User-defined functions (UDFs) are powerful tools when used properly, but they can introduce inefficient row-by-row processing into an otherwise elegant set-based solution when used improperly. Unfortunately, many people don't realize the potential pitfalls of using UDFs.
Most experienced SQL Server professionals know that ANSI SQL cursors create slow, inefficient T-SQL code. Cursors have valid uses, but they're row-by-row operations, which are inefficient compared with set-based operations. Most of us try to avoid T-SQL cursors and instead use set-based operations. However, few people I speak with understand the subtle way that UDFs might cause a set-based operation to take on row-by-row processing characteristics—including the associated row-by-row performance problems.
For example, imagine a scenario in which you have
- an Employee table containing 100,000 rows
- a Department table containing 50 distinct values
- a ranking system that assigns an employee "annual review grade" that's derived from data in other database tables
Imagine that your boss wants you to write a query that returns the average annual review grade for each department. Writing the query would be simple if AnnualReviewGrade were a column in the table. The query might look something like this:
SELECT DepartmentId ,avg(AnnualReviewGrade) AvgGrade FROM employee GROUP BY DepartmentId
But in our example, the annual review grade information isn't stored as a column. The AnnualReviewGrade calculation is a task that developers might need to perform in multiple pieces of code. Writing a join to get the information would be complicated, so the lead developer decides to write a UDF called GetAnnualReviewGrade that accepts an EmployeeId and returns the grade. You can now write the query for the average annual review grade as
SELECT DepartmentId ,avg(dbo.AnnualReviewGrade(EmployeeId) AvgGrade FROM employee GROUP BY DepartmentId
Now, let's think through the row-by-row processing implications of the UDF GetAnnualReviewGrade. Imagine that the UDF requires 15 logical I/Os to process, which might not seem bad. But remember that the UDF will be executed once for each row that needs to be evaluated. In this case, we'll be running the UDF once for each employee—100,000 times. That means the UDF alone adds 1.5 million logical I/Os to the processing cost of the query.

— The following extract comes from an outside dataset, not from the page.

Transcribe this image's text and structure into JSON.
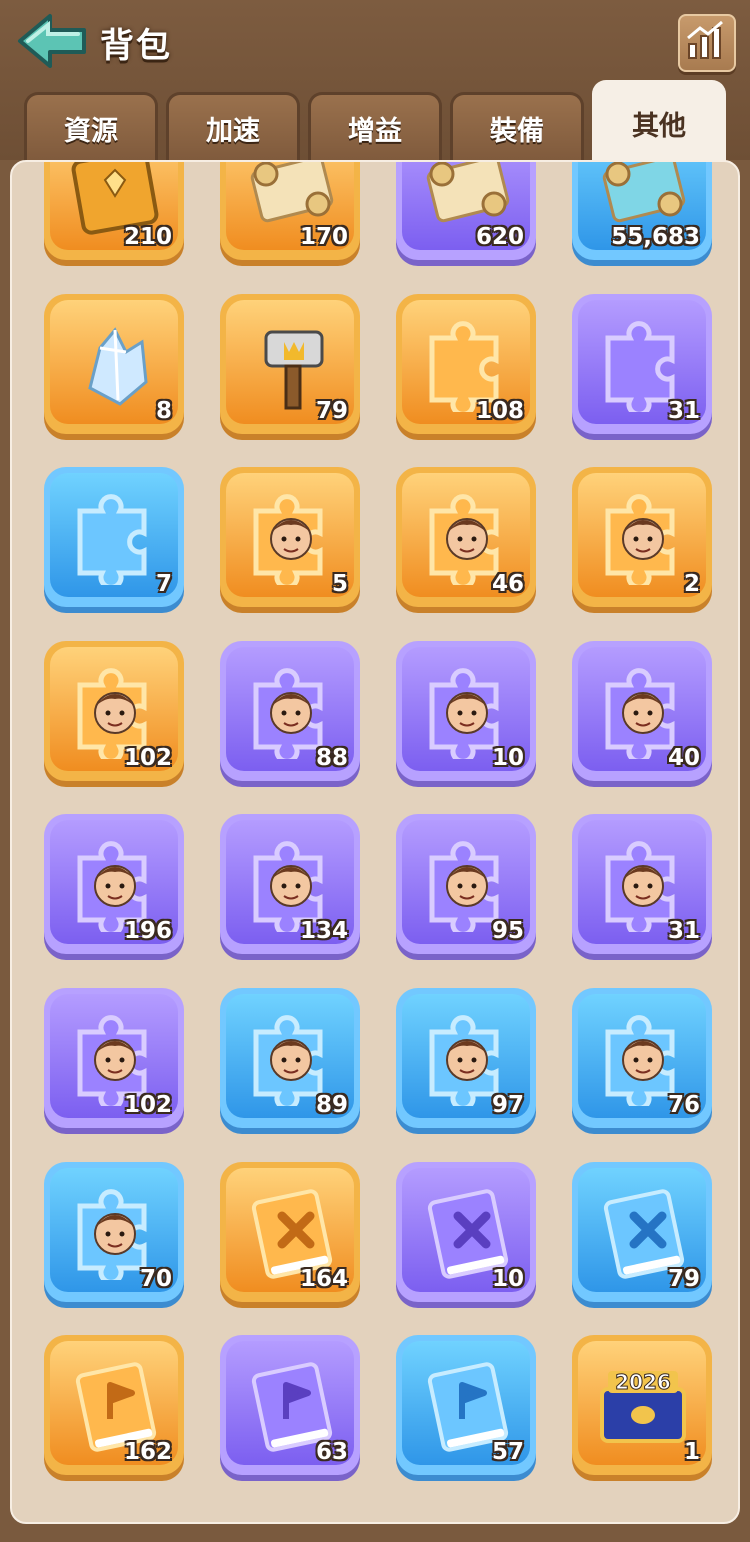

In contrast, deriving the AnnualReviewGrade value for each employee by using a join or subquery might add just 5000 logical I/Os to the query. The UDF suddenly seems expensive. I've seen similar cases in which a query's processing time dropped from 15 or 20 seconds to less than 500ms when a developer replaced a complex UDF with join processing. Yes, the queries became more complex, and developers might have to code the business logic in more than one place. But dropping 15 to 20 seconds from a query's execution time might be worth the cost.
The problem with this UDF seems obvious. However, real-world problems are typically more difficult to spot, and you can usually see them only after you move code from development to production. The UDF that worked for a 1000-row result set in development might become a performance pig on a 1 million-row production result set. Replacing UDF logic with joins (and other set-based techniques) after the code is in production can be difficult and costly if the development team has used UDFs extensively.
I'm not saying that UDFs are necessarily bad. They're powerful T-SQL tools that I use regularly. However, I encourage you to think through how your code will use the UDF, paying close attention to the number of rows that might run through it in a query. UDFs might seem like a simple way to write set-based T-SQL code. However, you could open a row-by-row can of worms if you're not careful.